Zweitwohnsitz-Stopp

Postkarten-Orte in Bayern bekämpfen das Rollladen-Phänomen

Das idyllische Berchtesgaden will verhindern, dass die Wohnungsnot für Einheimische durch leerstehende Feriendomizile wächst. FOTO: picture alliance / imageBROKER / dpa Picture-Alliance / Wilfried Wirth

Berchtesgaden. Wohnraum, der außerhalb der Ferien verwaist ist? Berchtesgaden und Schönau am Königssee wollen eine weitere Zunahme an Zweitwohnungen verhindern.

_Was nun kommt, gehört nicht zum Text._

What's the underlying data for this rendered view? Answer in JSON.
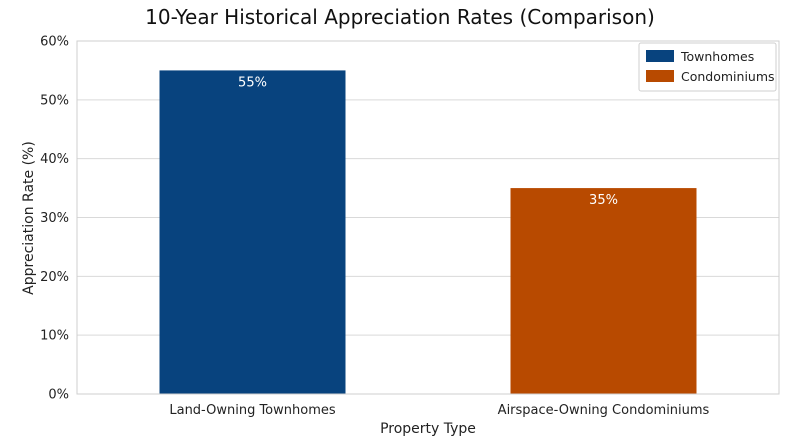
{
  "chart_data": {
    "type": "bar",
    "title": "10-Year Historical Appreciation Rates (Comparison)",
    "xlabel": "Property Type",
    "ylabel": "Appreciation Rate (%)",
    "ylim": [
      0,
      60
    ],
    "yticks": [
      0,
      10,
      20,
      30,
      40,
      50,
      60
    ],
    "ytick_labels": [
      "0%",
      "10%",
      "20%",
      "30%",
      "40%",
      "50%",
      "60%"
    ],
    "grid": true,
    "legend_position": "top-right",
    "categories": [
      "Land-Owning Townhomes",
      "Airspace-Owning Condominiums"
    ],
    "series": [
      {
        "name": "Townhomes",
        "color": "#08437e",
        "values": [
          55,
          null
        ],
        "labels": [
          "55%",
          null
        ]
      },
      {
        "name": "Condominiums",
        "color": "#b84a00",
        "values": [
          null,
          35
        ],
        "labels": [
          null,
          "35%"
        ]
      }
    ]
  }
}
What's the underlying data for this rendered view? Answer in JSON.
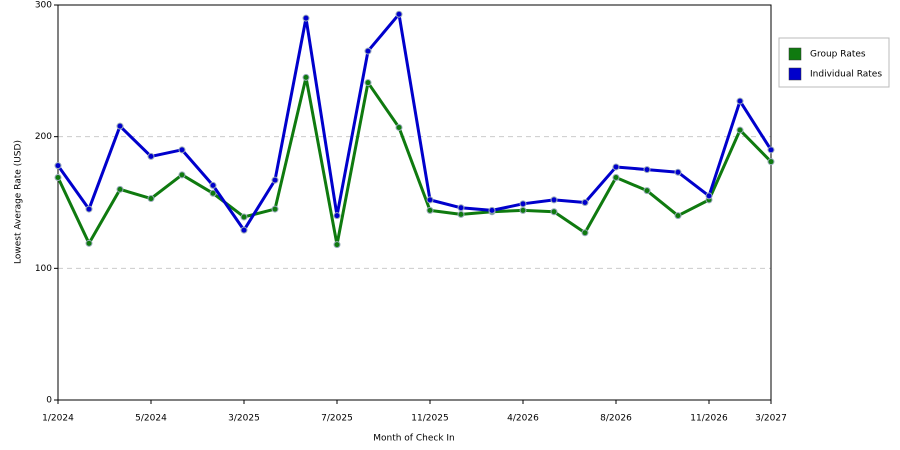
{
  "chart_data": {
    "type": "line",
    "x_label": "Month of Check In",
    "y_label": "Lowest Average Rate (USD)",
    "categories": [
      "1/2024",
      null,
      null,
      "5/2024",
      null,
      null,
      "3/2025",
      null,
      null,
      "7/2025",
      null,
      null,
      "11/2025",
      null,
      null,
      "4/2026",
      null,
      null,
      "8/2026",
      null,
      null,
      "11/2026",
      null,
      "3/2027"
    ],
    "series": [
      {
        "name": "Group Rates",
        "color": "#0f7a0f",
        "values": [
          169,
          119,
          160,
          153,
          171,
          157,
          139,
          145,
          245,
          118,
          241,
          207,
          144,
          141,
          143,
          144,
          143,
          127,
          169,
          159,
          140,
          152,
          205,
          181
        ]
      },
      {
        "name": "Individual Rates",
        "color": "#0000cc",
        "values": [
          178,
          145,
          208,
          185,
          190,
          163,
          129,
          167,
          290,
          140,
          265,
          293,
          152,
          146,
          144,
          149,
          152,
          150,
          177,
          175,
          173,
          155,
          227,
          190
        ]
      }
    ],
    "ylim": [
      0,
      300
    ],
    "yticks": [
      0,
      100,
      200,
      300
    ],
    "grid": true,
    "legend": "right"
  }
}
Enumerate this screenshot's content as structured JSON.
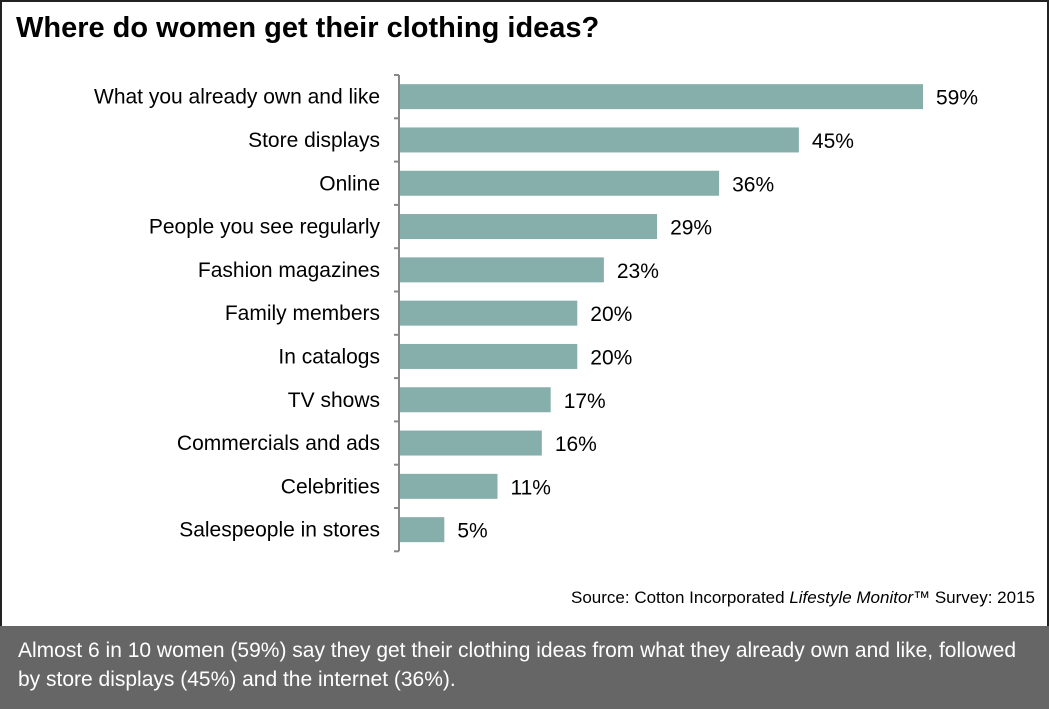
{
  "title": "Where do women get their clothing ideas?",
  "source": {
    "prefix": "Source: Cotton Incorporated ",
    "italic": "Lifestyle Monitor",
    "suffix": "™ Survey: 2015"
  },
  "footer": "Almost 6 in 10 women (59%) say they get their clothing ideas from what they already own and like, followed by store displays (45%) and the internet (36%).",
  "colors": {
    "bar": "#86afac",
    "axis": "#888888",
    "footer_bg": "#666666"
  },
  "chart_data": {
    "type": "bar",
    "orientation": "horizontal",
    "title": "Where do women get their clothing ideas?",
    "categories": [
      "What you already own and like",
      "Store displays",
      "Online",
      "People you see regularly",
      "Fashion magazines",
      "Family members",
      "In catalogs",
      "TV shows",
      "Commercials and ads",
      "Celebrities",
      "Salespeople in stores"
    ],
    "values": [
      59,
      45,
      36,
      29,
      23,
      20,
      20,
      17,
      16,
      11,
      5
    ],
    "labels": [
      "59%",
      "45%",
      "36%",
      "29%",
      "23%",
      "20%",
      "20%",
      "17%",
      "16%",
      "11%",
      "5%"
    ],
    "unit": "%",
    "xlim": [
      0,
      60
    ],
    "grid": false
  }
}
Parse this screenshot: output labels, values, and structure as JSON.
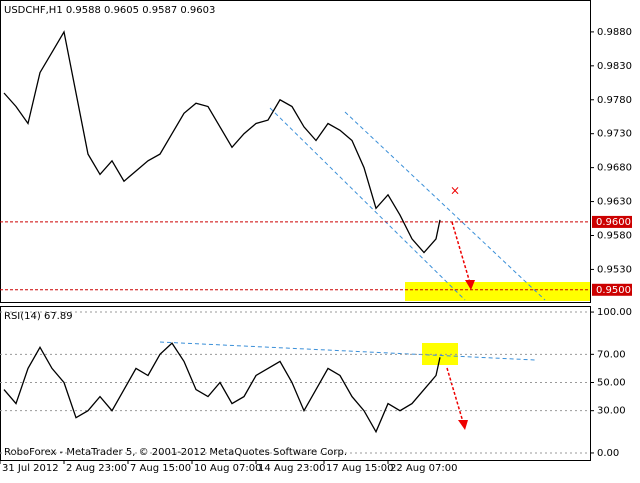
{
  "chart_data": [
    {
      "type": "line",
      "title": "USDCHF,H1  0.9588 0.9605 0.9587 0.9603",
      "x": [
        1,
        4,
        7,
        10,
        13,
        16,
        19,
        22,
        25,
        28,
        31,
        34,
        37,
        40,
        43,
        46,
        49,
        52,
        55,
        58,
        61,
        64,
        67,
        70,
        73,
        76,
        79,
        82,
        85,
        88,
        91,
        94,
        97,
        100,
        103,
        106,
        109,
        110
      ],
      "series": [
        {
          "name": "USDCHF",
          "color": "#000000",
          "values": [
            0.979,
            0.977,
            0.9745,
            0.982,
            0.985,
            0.988,
            0.979,
            0.97,
            0.967,
            0.969,
            0.966,
            0.9675,
            0.969,
            0.97,
            0.973,
            0.976,
            0.9775,
            0.977,
            0.974,
            0.971,
            0.973,
            0.9745,
            0.975,
            0.978,
            0.977,
            0.974,
            0.972,
            0.9745,
            0.9735,
            0.972,
            0.968,
            0.962,
            0.964,
            0.961,
            0.9575,
            0.9555,
            0.9575,
            0.9603
          ]
        }
      ],
      "xlim": [
        0,
        147.5
      ],
      "ylim": [
        0.9482,
        0.9927
      ],
      "xticks": [
        {
          "value": 0,
          "label": "31 Jul 2012"
        },
        {
          "value": 16,
          "label": "2 Aug 23:00"
        },
        {
          "value": 32,
          "label": "7 Aug 15:00"
        },
        {
          "value": 48,
          "label": "10 Aug 07:00"
        },
        {
          "value": 64,
          "label": "14 Aug 23:00"
        },
        {
          "value": 81,
          "label": "17 Aug 15:00"
        },
        {
          "value": 97,
          "label": "22 Aug 07:00"
        }
      ],
      "yticks": [
        {
          "value": 0.953,
          "label": "0.9530"
        },
        {
          "value": 0.958,
          "label": "0.9580"
        },
        {
          "value": 0.963,
          "label": "0.9630"
        },
        {
          "value": 0.968,
          "label": "0.9680"
        },
        {
          "value": 0.973,
          "label": "0.9730"
        },
        {
          "value": 0.978,
          "label": "0.9780"
        },
        {
          "value": 0.983,
          "label": "0.9830"
        },
        {
          "value": 0.988,
          "label": "0.9880"
        }
      ],
      "levels": [
        {
          "value": 0.96,
          "label": "0.9600"
        },
        {
          "value": 0.95,
          "label": "0.9500"
        }
      ],
      "level_color": "#cc0000"
    },
    {
      "type": "line",
      "title": "RSI(14) 67.89",
      "x": [
        1,
        4,
        7,
        10,
        13,
        16,
        19,
        22,
        25,
        28,
        31,
        34,
        37,
        40,
        43,
        46,
        49,
        52,
        55,
        58,
        61,
        64,
        67,
        70,
        73,
        76,
        79,
        82,
        85,
        88,
        91,
        94,
        97,
        100,
        103,
        106,
        109,
        110
      ],
      "series": [
        {
          "name": "RSI(14)",
          "color": "#000000",
          "values": [
            45,
            35,
            60,
            75,
            60,
            50,
            25,
            30,
            40,
            30,
            45,
            60,
            55,
            70,
            78,
            65,
            45,
            40,
            50,
            35,
            40,
            55,
            60,
            65,
            50,
            30,
            45,
            60,
            55,
            40,
            30,
            15,
            35,
            30,
            35,
            45,
            55,
            67.89
          ]
        }
      ],
      "xlim": [
        0,
        147.5
      ],
      "ylim": [
        -5,
        104.3
      ],
      "yticks": [
        {
          "value": 0,
          "label": "0.00"
        },
        {
          "value": 30,
          "label": "30.00"
        },
        {
          "value": 50,
          "label": "50.00"
        },
        {
          "value": 70,
          "label": "70.00"
        },
        {
          "value": 100,
          "label": "100.00"
        }
      ],
      "grid": true,
      "annotation": "RoboForex - MetaTrader 5, © 2001-2012 MetaQuotes Software Corp."
    }
  ]
}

Geschlossene Rollläden – und das die längste Zeit im Jahr: Zweitwohnungsbesitzer sind selten da. Dabei wird Wohnraum knapper. Die Preise explodieren, Einheimische finden keine Bleibe. Tourismus-Orte von Berchtesgaden bis Sylt ringen mit dem Phänomen. Vielfach liegt die Zweitwohnungssteuer schon bei 20 Prozent der Kaltmiete. Das spült Geld in den Gemeindesäckel, schreckt aber betuchte Interessenten kaum ab. Berchtesgaden und Schönau am Königssee gehen einen in Deutschland neuen Weg: Die oberbayerischen Gemeinden haben einen Zweitwohnungsstopp verhängt. Ein Rollladen-Stopp, sozusagen. Das könnte Schule machen.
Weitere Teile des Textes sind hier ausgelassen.